Is Chainlink REALLY ready for a sustained rally
Disclaimer: The findings of the following analysis are the sole opinions of the writer and should not be considered investment advice
Chainlink seemed to be looking bullish once again on the charts after a parallel channel breakout. Moreover, a golden cross on the daily timeframe can be expected to play favorably for LINK and provide an external push over the long run.
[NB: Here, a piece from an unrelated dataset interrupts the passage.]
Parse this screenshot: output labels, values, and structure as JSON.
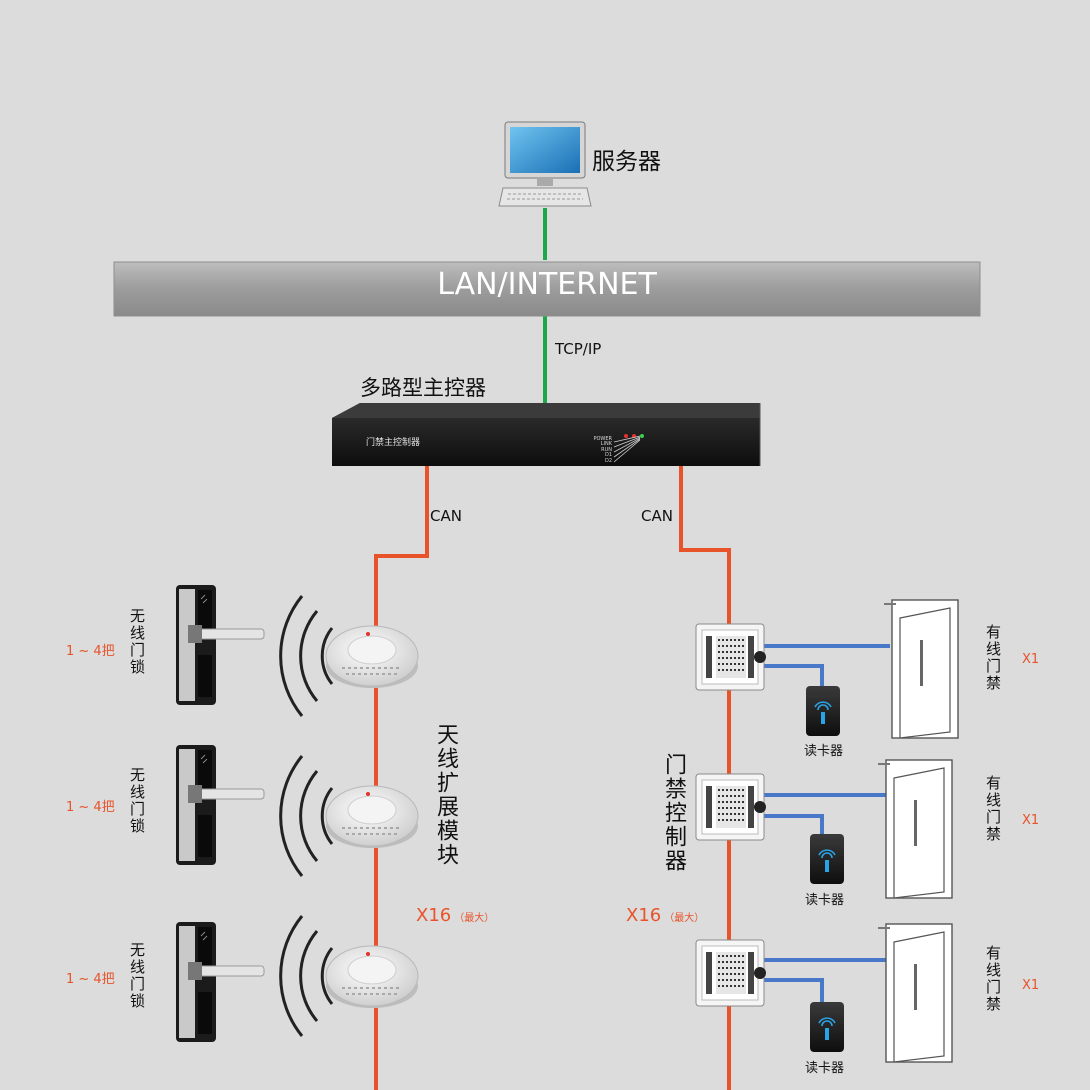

However, there are a few near-term hurdles too. Low trading volumes and market momentum continue to plague the market. These factors increase the chances of a throwback within the pattern before LINK advances to higher levels. At the time of writing, LINK was valued at $31.6, up by 4.5% over the last 24 hours.
Chainlink Hourly Chart
Chainlink maneuvered within a parallel channel over the past week as the price revisited certain highs and lows. A successful breakout above the upper trendline allowed LINK to climb above the $31.5 mark for the first time since the 7 September flash crash. Next few targets lay at the $33 and $34 price levels, both of which would allow for a retest of 6 September’s swing high of $36.35.
However, there were some signs that were not very encouraging. For instance, the 24-hour trading volumes have been relatively weak over the past couple of days. Whenever a breakout occurs on low volumes, chances of a throwback are significantly high.
In such a case, LINK would shift back towards the defensive region of $29.5-$30 and reset before the next upcycle. On the other hand, a ‘fakeout’ would be confirmed if the price slips back within the pattern.
Reasoning
As LINK saw higher levels immediately after the breakout, the RSI formed lower peaks. This bearish divergence did not play out as expected as the index held above the half-line. However, the index failed to assert itself above the overbought region once again.
From here, an inference can be drawn that LINK’s breakout lacks the conviction to sustain itself at its current level.
Similarly, while the Awesome Oscillator negated a bearish twin peak, some selling pressure had started to trickle into the market. Meanwhile, the MACD was in a state of equilibrium. The risk of a potential sell-off will be minimal as long as these indicators hold their positions above their mid-lines.
Conclusion
Based on the aforementioned factors, LINK does not have the legs to continue its upwards journey just yet. A throwback to $29.5-$30 can be expected, levels from where buyers can tackle certain highs once again.